La mesure couvre les entreprises qui fournissent des services d’actifs virtuels, connues sous le nom de SPSAV, qui doit soumettre un rapport d’assurance raisonnable préparé par un auditeur indépendant inscrit auprès de la Commission des valeurs mobilières (CVM), l’organisme de réglementation du marché des valeurs mobilières brésilien.

Avec cette disposition, La Banque centrale cherche à vérifier que les candidats disposent de structures de conformité solides, contrôle et gestion avant de recevoir le feu vert. En pratique, le pays passe d’un système d’enregistrement plus basique vers un encadrement beaucoup plus exigeant de l’écosystème crypto, avec un modèle de plus en plus proche de celui qui régit le système financier traditionnel.

Le nouvel examen externe nécessite qu’un tiers évalue les mécanismes internes des entreprises. Parmi les points qui devront être examinés figurent les contrôles anti-blanchiment d’argent, la prévention du financement du terrorisme, la vérification des clients, la gouvernance, la ségrégation des actifs des utilisateurs, la gestion des risques, les programmes de conformité des employés et les systèmes de dépôt fiduciaire. Autrement dit, il ne suffira plus de déclarer qu’une entreprise est conforme : elle devra désormais le démontrer par des éléments probants audités.

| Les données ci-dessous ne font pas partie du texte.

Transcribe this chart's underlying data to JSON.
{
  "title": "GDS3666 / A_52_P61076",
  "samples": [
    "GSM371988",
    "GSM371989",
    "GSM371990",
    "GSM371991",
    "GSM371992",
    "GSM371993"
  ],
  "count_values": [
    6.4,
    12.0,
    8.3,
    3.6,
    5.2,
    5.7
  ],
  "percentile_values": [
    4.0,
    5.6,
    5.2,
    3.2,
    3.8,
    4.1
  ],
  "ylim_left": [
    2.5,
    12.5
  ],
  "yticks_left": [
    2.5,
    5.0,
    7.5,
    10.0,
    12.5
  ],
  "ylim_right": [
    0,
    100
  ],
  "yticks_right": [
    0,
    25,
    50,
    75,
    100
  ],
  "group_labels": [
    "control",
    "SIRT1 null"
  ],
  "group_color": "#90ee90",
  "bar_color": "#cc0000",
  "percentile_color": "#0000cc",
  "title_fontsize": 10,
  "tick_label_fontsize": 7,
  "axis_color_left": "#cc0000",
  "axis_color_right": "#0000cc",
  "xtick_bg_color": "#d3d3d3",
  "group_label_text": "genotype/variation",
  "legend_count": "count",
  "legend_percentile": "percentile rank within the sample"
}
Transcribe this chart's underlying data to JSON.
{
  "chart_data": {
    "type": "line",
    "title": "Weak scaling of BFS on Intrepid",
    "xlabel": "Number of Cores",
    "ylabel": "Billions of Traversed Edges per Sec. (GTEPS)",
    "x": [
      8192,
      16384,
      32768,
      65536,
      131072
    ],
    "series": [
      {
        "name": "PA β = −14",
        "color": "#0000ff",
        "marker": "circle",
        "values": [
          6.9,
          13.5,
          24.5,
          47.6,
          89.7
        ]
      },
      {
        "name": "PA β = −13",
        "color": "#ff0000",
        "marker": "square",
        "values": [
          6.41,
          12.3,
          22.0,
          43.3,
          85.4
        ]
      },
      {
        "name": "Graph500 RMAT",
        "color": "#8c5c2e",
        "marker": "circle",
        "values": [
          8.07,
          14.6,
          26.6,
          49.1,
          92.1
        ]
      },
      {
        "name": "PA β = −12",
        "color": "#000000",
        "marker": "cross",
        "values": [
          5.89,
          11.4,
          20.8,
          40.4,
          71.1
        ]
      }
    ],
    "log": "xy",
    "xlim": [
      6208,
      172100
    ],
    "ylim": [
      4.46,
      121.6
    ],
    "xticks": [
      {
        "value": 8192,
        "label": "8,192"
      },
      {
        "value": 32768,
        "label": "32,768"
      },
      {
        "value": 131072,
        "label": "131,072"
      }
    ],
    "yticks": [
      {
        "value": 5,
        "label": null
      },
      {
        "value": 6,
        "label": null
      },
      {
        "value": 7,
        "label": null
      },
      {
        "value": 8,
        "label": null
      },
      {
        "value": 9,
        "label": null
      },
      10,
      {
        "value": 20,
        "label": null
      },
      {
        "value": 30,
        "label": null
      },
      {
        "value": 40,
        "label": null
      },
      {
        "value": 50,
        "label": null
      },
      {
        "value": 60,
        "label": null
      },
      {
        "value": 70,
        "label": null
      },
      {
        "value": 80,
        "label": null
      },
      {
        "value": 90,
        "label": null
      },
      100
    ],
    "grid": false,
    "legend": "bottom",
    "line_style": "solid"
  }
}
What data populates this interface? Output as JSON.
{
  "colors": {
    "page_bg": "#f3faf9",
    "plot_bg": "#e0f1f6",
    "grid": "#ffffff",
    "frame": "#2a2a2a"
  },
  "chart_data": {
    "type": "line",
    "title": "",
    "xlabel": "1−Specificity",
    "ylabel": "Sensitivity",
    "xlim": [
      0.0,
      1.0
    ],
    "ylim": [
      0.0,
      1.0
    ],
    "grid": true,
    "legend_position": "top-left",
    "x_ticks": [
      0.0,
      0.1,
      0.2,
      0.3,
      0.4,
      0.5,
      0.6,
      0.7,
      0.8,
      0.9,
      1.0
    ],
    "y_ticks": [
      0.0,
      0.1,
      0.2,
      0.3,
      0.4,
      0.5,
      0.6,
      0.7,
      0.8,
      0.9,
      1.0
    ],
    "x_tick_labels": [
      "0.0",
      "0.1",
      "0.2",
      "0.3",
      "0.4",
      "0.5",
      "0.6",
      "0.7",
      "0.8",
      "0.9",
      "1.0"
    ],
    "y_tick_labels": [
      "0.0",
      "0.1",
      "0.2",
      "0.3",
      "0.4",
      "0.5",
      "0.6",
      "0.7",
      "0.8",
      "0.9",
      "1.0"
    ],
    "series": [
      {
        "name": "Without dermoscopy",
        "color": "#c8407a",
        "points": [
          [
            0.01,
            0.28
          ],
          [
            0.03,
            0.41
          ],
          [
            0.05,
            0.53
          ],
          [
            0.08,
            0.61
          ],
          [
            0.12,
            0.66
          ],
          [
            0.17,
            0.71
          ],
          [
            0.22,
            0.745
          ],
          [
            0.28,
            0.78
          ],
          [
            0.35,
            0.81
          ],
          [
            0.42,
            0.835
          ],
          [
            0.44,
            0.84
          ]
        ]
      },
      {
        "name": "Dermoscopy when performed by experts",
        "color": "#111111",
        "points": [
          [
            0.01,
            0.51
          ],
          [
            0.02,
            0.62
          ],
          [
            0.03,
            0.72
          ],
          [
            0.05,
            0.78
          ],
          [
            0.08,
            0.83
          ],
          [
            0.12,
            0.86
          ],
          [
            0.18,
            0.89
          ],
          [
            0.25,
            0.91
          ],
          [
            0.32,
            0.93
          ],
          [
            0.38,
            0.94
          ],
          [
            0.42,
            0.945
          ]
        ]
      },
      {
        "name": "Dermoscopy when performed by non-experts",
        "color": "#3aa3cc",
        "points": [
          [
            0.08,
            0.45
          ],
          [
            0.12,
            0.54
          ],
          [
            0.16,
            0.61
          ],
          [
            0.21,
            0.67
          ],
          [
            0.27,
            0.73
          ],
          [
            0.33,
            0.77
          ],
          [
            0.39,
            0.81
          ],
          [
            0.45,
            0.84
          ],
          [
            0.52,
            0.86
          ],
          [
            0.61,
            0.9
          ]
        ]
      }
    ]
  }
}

La portée de l’exigence peut avoir des effets directs sur les autorisations. Si une entreprise ne réussit pas les contrôles, son approbation initiale et le renouvellement de sa licence pourraient être compliqués. Cela augmente le poids des équipes de conformité au sein des bourses, des dépositaires et autres prestataires du secteur. De plus, le rapport doit être délivré par des professionnels inscrits auprès du CVM, ce qui réduit le groupe d’auditeurs qualifiés et relie le processus cryptographique à des normes similaires à celles du marché des capitaux.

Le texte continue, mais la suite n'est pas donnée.